Como a ética, também o cuidado está na raiz e na constituição do ser
humano, sendo uma dimensão fontal, originária, ontológica do ser humano,
o que Martin Heidegger desenvolverá na sua análise fenomenológica da
seguinte maneira (4):
Enquanto totalidade originária de sua estrutura, o cuidado (a cura) se acha
do ponto de vista existencial a priori, “antes” de toda atitude e situação da
“pre-sença’, o que sempre significa dizer que ela se acha em toda atitude e
situação de fato. Em consequência, esse fenómeno não exprime, de modo
algum, um primado da atitude “prática” frente à teórica. A determinação
meramente contemplativa de algo simplesmente dado não tem menos o
caráter do cuidaddo do que uma “ação política” ou a satisfação do
entretenimento. “Teoria” e “prática” são possibilidades ontológicas de um
ente cujo ser deve determinar-se com cuidado.
De acordo com M.Heidegger, no texto citado, o saber cuidar ou o cuidado é
um fenômeno ontológicoexistencial fundamental, não no sentido platônico,
mas com o siginficado aristotélico. A ideia de presença e de homem são
báscias para compreensão do significado da palavra cuidado, traduzido do
latim cura, e que seria uma atitude de respeito à dignidade do ser humano
em relação ao cosmos, ao seu corpo e aos outros homens.
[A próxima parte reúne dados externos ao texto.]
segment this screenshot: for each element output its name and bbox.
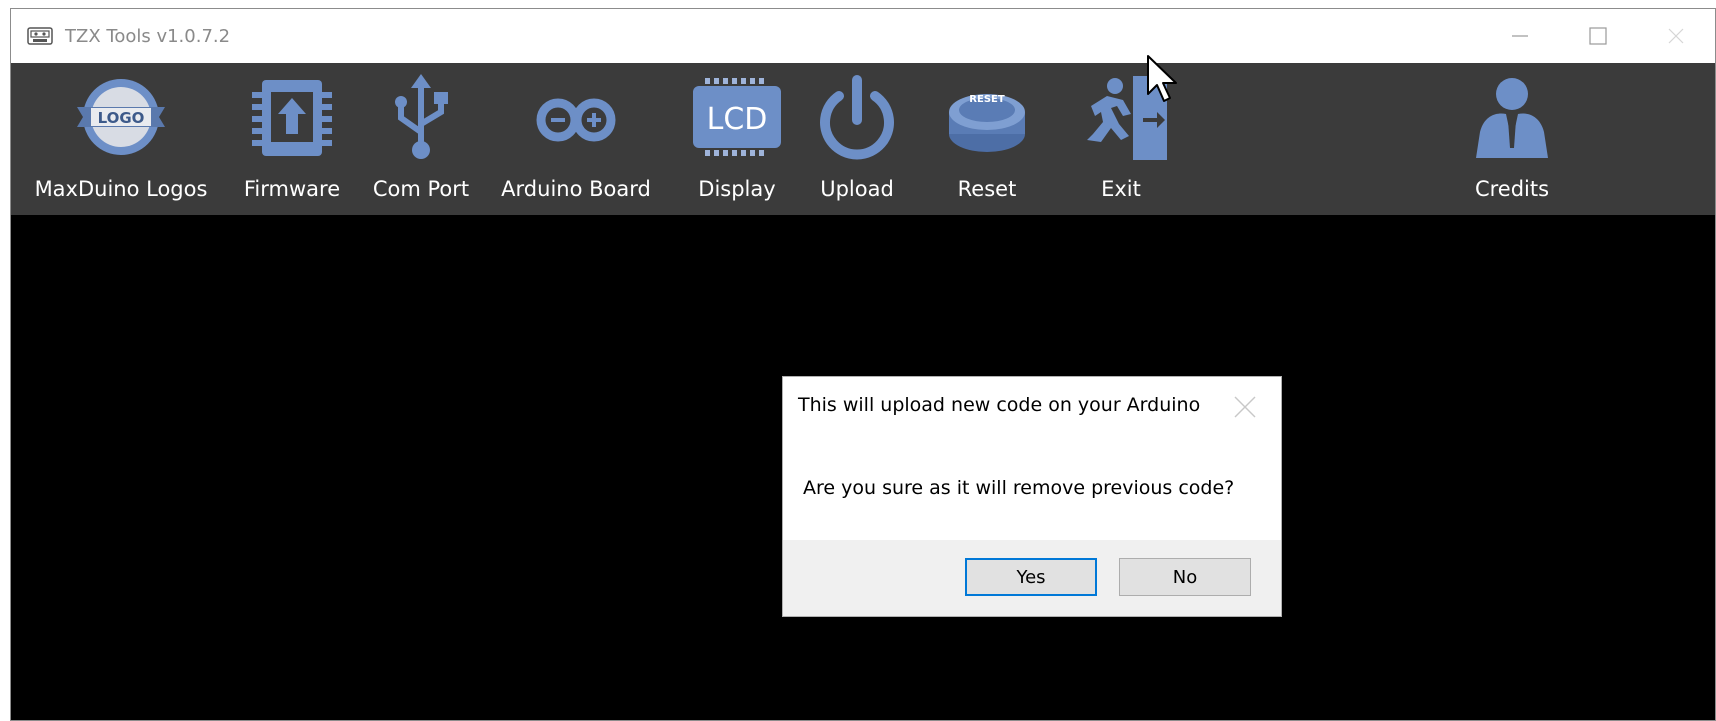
toolbar-label-exit: Exit: [1101, 177, 1141, 201]
dialog-close-icon[interactable]: [1231, 393, 1259, 421]
toolbar-item-firmware[interactable]: Firmware: [237, 63, 347, 215]
toolbar: LOGO MaxDuino Logos Firmware Com Port Ar…: [11, 63, 1715, 215]
toolbar-label-maxduino-logos: MaxDuino Logos: [34, 177, 208, 201]
app-window: TZX Tools v1.0.7.2 LOGO MaxDuino Logos F…: [10, 8, 1716, 721]
minimize-icon: [1512, 35, 1528, 37]
maximize-icon: [1589, 27, 1607, 45]
toolbar-item-display[interactable]: LCD Display: [687, 63, 787, 215]
reset-button-icon: RESET: [949, 94, 1025, 152]
toolbar-label-display: Display: [698, 177, 776, 201]
praying-person-icon: [1476, 78, 1548, 158]
toolbar-label-com-port: Com Port: [372, 177, 470, 201]
power-icon: [820, 75, 894, 160]
svg-text:LCD: LCD: [707, 102, 768, 137]
toolbar-label-arduino-board: Arduino Board: [501, 177, 651, 201]
close-button[interactable]: [1637, 9, 1715, 63]
confirm-dialog: This will upload new code on your Arduin…: [782, 376, 1282, 617]
chip-upload-icon: [252, 80, 332, 156]
logo-badge-icon: LOGO: [77, 79, 165, 155]
yes-button[interactable]: Yes: [965, 558, 1097, 596]
dialog-title: This will upload new code on your Arduin…: [798, 394, 1201, 416]
mouse-cursor-icon: [1147, 55, 1177, 102]
maximize-button[interactable]: [1559, 9, 1637, 63]
toolbar-item-credits[interactable]: Credits: [1457, 63, 1567, 215]
title-bar[interactable]: TZX Tools v1.0.7.2: [11, 9, 1715, 63]
dialog-button-bar: Yes No: [783, 540, 1281, 616]
svg-text:RESET: RESET: [969, 94, 1005, 105]
svg-text:LOGO: LOGO: [98, 109, 145, 127]
toolbar-item-arduino-board[interactable]: Arduino Board: [501, 63, 651, 215]
dialog-message: Are you sure as it will remove previous …: [803, 477, 1235, 499]
toolbar-label-credits: Credits: [1474, 177, 1550, 201]
toolbar-label-firmware: Firmware: [243, 177, 341, 201]
no-button[interactable]: No: [1119, 558, 1251, 596]
toolbar-item-com-port[interactable]: Com Port: [371, 63, 471, 215]
arduino-infinity-icon: [536, 98, 616, 142]
toolbar-item-upload[interactable]: Upload: [807, 63, 907, 215]
toolbar-label-upload: Upload: [820, 177, 894, 201]
minimize-button[interactable]: [1481, 9, 1559, 63]
usb-icon: [395, 74, 448, 159]
cassette-icon: [27, 27, 53, 45]
lcd-icon: LCD: [693, 78, 781, 156]
toolbar-label-reset: Reset: [957, 177, 1017, 201]
toolbar-item-reset[interactable]: RESET Reset: [937, 63, 1037, 215]
toolbar-item-maxduino-logos[interactable]: LOGO MaxDuino Logos: [35, 63, 207, 215]
close-icon: [1668, 28, 1684, 44]
window-title: TZX Tools v1.0.7.2: [65, 25, 231, 47]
Leonardo Boff (5) escrevendo sobre o cuidado como modo de ser essencial
ao homem, cita M.Heidegger (6) :
Entretanto, o cuidado é ainda algo mais que um ato e uma atitude entre
outras. Disse-o, o filósofo que melhor viu a importância essencial do
cuidado. Martin Heidegger (1889-1976) e seu famoso “Ser e Tempo”, disse:
Do ponto de vista existencial, o cuidado se acha a priori, antes de
toda atitude e situação do ser humano, o que sempre significa dizer
que ele se acha em toda atitude e situação de fato. Quer dizer, o
cuidado se encontra na raiz do ser humano, antes que ele faça
qualquer coisa. E, se fizer, ela sempre vem acompanhada de
cuidado e imbuída de cuidado. Significa reconhecer o cuidado como
um modo-de-se-ser essencial, sempre presente e irredutível à outra
realidade anterior. É uma dimensão fontal, originária, ontológica,
impossível de ser totalmente desvirtuada.
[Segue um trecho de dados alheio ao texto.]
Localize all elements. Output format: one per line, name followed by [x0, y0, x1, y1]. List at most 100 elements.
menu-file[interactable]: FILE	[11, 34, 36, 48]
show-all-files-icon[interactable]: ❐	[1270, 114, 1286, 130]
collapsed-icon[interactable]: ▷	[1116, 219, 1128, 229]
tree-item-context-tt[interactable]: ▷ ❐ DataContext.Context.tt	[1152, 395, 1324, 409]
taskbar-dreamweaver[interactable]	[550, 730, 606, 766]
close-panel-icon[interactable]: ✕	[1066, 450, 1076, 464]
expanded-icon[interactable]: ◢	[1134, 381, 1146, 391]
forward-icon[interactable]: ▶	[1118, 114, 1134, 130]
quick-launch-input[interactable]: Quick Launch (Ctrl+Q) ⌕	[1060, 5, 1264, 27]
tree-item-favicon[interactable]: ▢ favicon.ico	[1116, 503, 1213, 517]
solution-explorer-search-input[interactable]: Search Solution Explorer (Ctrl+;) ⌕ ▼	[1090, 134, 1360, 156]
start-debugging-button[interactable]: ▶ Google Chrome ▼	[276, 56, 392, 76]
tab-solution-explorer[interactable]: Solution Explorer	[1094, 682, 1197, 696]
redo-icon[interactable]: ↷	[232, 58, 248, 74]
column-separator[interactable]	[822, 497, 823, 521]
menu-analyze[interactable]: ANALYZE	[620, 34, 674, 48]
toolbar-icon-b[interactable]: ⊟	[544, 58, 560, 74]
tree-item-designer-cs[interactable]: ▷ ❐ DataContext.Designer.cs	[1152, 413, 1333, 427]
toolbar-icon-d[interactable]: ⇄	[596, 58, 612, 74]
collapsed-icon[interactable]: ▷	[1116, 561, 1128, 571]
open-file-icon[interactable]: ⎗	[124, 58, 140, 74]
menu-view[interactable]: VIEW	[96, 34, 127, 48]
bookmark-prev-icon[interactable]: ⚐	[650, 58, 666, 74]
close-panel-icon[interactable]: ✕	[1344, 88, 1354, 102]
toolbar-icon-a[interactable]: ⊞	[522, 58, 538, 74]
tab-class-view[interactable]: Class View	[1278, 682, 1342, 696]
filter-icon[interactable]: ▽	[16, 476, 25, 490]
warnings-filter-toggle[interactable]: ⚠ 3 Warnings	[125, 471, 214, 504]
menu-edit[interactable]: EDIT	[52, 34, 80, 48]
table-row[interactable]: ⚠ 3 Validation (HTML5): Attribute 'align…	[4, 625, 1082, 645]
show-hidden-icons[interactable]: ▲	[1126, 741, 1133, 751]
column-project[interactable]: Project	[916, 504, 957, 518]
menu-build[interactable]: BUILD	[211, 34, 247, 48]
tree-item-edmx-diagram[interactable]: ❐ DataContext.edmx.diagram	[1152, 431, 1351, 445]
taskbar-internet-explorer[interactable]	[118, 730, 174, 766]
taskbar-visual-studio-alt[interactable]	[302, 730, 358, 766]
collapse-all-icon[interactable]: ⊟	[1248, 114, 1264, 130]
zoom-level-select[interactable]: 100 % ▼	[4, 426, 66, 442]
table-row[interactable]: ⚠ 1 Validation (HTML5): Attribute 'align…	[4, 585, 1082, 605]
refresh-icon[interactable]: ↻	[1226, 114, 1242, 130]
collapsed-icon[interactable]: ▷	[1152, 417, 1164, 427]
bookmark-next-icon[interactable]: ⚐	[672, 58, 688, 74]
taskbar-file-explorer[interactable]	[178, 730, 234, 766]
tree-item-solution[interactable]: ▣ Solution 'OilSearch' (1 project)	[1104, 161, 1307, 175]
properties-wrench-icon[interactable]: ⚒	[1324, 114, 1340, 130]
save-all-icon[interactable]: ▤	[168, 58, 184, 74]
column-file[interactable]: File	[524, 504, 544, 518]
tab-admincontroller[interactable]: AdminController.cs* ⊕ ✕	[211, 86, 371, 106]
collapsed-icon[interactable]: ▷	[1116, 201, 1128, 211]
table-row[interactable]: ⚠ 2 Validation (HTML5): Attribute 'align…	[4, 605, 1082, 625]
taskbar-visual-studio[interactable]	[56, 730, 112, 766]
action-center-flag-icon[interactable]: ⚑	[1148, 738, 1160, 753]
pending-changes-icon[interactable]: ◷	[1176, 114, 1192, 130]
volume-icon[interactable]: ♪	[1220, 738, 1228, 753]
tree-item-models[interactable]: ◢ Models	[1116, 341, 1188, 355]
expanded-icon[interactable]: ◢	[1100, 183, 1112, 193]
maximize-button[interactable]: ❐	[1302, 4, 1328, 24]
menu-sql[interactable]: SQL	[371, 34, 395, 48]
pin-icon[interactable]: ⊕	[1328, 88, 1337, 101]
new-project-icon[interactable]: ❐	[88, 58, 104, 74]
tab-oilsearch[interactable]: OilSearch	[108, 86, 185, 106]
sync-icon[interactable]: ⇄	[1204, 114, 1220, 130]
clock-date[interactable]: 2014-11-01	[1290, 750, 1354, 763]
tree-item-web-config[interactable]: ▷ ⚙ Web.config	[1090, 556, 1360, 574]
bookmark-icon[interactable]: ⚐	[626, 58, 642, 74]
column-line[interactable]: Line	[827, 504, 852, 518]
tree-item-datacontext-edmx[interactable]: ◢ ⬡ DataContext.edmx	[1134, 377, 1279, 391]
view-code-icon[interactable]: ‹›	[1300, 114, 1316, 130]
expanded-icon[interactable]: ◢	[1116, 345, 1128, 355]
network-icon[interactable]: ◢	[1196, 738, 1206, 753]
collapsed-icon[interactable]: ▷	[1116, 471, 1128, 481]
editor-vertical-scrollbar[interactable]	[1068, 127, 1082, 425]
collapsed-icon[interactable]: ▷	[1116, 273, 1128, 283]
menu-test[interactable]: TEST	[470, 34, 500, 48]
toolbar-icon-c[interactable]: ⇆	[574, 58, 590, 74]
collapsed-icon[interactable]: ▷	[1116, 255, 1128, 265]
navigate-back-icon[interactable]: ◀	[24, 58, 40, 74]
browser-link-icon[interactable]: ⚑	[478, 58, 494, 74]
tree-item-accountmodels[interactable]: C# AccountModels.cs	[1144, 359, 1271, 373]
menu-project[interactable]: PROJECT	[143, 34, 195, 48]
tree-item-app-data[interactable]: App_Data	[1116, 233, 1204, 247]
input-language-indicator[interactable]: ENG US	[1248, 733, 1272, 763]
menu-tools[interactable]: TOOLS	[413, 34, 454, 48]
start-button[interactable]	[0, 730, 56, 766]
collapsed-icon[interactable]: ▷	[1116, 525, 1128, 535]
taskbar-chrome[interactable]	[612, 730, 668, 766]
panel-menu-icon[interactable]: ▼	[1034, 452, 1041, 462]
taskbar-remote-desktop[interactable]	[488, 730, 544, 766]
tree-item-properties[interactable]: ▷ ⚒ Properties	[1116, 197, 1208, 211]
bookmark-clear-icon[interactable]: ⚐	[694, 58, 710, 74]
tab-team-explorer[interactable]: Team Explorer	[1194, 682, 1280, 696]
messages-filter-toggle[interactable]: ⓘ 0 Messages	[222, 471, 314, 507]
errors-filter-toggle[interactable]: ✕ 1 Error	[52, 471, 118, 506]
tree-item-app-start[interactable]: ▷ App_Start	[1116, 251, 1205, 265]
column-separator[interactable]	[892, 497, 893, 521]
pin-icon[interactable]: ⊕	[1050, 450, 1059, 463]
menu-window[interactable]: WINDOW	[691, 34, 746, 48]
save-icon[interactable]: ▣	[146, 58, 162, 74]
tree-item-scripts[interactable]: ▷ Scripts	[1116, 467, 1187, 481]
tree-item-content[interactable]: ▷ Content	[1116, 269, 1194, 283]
Para o grande filósofo da fenomenologia do cuidado, o existencialista de


Freiburg, ter cuidado é um fenômeno ontológico, existencial, básico,
entrando na substância e na constituição do ser humano. O cuidado não é
independente da nossa existência, mas faz parte integral e sem ele
deixamos de ser humanos. A constituição ontológica do homem em
Heidegger se relaciona com a ética do cuidado, que é o solo onde se
desenvolve a cosmicidade, corporeidade e historicidade do ser humano.
Daí colocarmos neste trabalho o fundamento éticofilosófico da dignidade da
pessoa humana como princípio originário dos direitos humanos
fundamentais.
O próprio Heidegger, grande conhecedor do pensamento grego, na trilha
de Aristóteles, também distingue êthos e éthos.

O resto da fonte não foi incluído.